LDH and MR ‑proADM seem to be promising biomarkers of adverse remodeling. On the other hand, higher levels of these biomarkers were associated with reduced chance of occurrence of favorable reverse remodeling in MI patients. However, further studies on larger groups of patients are necessary to confirm these data.
心肌梗死(MI)的主要影响正从急性死亡率转移到不良重构、慢性左心室(LV)功能障碍和心力衰竭。
本研究旨在评估循环生物标志物水平与 MI 后 LV 功能之间的关系。
这是一项前瞻性研究,纳入 80 例接受经皮冠状动脉介入治疗的 MI 患者。在 MI 的急性期评估了新型生物标志物,包括中区域前肾上腺髓质素(MR-proADM)、Notch-1、连接蛋白-4、髓过氧化物酶、S-100 蛋白、可溶性 ST-2 以及炎症反应和组织损伤标志物:半乳糖凝集素-3、C 反应蛋白(CRP)、乳酸脱氢酶(LDH)和白细胞介素-6(IL-6)。在基线和 6 个月时进行超声心动图检查。

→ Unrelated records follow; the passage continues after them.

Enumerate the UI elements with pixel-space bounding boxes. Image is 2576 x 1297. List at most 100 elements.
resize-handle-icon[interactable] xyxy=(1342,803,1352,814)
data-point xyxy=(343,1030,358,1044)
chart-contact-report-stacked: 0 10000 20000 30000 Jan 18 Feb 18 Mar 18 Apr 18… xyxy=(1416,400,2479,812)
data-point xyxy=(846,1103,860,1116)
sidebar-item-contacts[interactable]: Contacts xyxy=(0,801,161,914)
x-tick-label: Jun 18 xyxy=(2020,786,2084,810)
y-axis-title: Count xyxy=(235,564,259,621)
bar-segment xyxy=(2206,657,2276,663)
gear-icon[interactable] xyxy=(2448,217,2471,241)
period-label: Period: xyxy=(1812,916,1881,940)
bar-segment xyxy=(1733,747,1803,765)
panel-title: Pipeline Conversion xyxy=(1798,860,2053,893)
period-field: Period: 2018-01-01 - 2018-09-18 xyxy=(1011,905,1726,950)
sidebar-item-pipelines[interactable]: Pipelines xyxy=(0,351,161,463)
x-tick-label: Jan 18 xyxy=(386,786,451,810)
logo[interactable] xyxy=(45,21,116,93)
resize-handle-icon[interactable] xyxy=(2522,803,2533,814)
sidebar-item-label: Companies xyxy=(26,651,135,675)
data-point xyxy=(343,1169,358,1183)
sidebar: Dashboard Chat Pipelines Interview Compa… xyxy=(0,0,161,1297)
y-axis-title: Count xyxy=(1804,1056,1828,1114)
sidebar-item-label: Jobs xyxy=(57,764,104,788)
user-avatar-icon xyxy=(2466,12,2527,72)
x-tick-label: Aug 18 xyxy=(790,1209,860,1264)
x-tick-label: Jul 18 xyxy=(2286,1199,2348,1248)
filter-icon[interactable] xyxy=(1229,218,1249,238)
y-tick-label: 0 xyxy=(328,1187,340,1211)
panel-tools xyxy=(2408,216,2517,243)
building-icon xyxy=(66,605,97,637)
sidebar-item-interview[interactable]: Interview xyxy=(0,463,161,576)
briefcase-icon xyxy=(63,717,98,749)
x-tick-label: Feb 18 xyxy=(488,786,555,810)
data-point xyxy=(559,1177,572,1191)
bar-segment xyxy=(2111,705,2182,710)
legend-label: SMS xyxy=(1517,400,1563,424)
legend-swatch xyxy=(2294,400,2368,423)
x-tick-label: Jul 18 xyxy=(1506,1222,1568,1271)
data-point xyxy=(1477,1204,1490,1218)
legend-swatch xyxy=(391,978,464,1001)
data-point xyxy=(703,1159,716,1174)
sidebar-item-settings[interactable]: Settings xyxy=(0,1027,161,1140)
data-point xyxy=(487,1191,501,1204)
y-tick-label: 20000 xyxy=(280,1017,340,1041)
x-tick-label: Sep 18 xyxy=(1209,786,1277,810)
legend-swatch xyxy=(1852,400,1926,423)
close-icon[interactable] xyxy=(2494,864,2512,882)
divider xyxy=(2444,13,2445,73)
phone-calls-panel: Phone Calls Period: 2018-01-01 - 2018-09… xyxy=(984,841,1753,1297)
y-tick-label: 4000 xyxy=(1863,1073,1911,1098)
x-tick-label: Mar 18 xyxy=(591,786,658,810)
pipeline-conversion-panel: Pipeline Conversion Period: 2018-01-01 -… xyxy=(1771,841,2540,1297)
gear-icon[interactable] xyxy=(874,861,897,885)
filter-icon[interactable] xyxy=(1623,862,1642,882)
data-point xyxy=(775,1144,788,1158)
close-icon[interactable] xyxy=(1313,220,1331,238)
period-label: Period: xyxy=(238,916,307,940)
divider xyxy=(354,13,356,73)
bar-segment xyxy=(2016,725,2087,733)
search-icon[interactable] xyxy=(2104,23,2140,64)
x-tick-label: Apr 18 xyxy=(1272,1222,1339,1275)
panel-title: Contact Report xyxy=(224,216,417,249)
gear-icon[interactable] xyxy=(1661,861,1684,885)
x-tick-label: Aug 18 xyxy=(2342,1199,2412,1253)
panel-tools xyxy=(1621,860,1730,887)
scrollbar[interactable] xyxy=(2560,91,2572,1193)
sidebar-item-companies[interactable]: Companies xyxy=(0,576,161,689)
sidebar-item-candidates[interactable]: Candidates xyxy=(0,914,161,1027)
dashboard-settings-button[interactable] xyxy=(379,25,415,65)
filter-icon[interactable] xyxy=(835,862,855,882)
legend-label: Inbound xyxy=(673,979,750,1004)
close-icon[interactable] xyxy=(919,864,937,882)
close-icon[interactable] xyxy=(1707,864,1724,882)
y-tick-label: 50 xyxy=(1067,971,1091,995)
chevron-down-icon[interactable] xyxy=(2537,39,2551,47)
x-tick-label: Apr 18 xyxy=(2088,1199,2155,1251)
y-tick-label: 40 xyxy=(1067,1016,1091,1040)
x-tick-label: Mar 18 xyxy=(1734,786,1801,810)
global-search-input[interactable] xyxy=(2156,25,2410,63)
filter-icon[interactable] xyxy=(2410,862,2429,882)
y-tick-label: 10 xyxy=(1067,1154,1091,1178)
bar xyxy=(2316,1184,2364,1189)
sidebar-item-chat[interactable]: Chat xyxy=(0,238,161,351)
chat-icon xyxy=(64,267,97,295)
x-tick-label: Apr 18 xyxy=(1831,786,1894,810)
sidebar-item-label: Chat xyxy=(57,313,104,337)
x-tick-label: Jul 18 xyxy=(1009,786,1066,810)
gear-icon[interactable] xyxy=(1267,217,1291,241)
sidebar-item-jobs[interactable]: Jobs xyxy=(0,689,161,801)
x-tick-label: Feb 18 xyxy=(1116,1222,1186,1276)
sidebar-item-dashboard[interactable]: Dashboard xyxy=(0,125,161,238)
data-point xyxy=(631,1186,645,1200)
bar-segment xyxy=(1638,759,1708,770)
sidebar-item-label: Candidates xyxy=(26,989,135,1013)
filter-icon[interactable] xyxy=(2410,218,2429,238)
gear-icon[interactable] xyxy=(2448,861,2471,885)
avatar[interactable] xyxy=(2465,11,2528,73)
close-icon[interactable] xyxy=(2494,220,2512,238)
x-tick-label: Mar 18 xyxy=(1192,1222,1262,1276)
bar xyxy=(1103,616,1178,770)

26%的患者出现不良重构(LV 舒张末期容积增加超过 20%),52%的患者出现逆重构(LV 收缩末期容积减少超过 10%)。单变量分析显示,MR-proADM 和 LDH 水平升高是不良重构的预测因子,MR-proADM、LDH、CRP 和 IL-6 水平升高是逆重构的负预测因子。多变量模型显示,LDH 仍然是不良重构的独立预测因子(比值比 [OR],3.13;95%置信区间 [CI],1.42-8.18;P=0.003),也是逆重构的负预测因子(OR,0.37;95%CI,0.17-0.8;P=0.005)。
LDH 和 MR-proADM 似乎是不良重构的有前途的生物标志物。另一方面,这些生物标志物水平升高与 MI 患者发生有利逆重构的机会减少相关。然而,需要对更大的患者群体进行进一步研究来证实这些数据。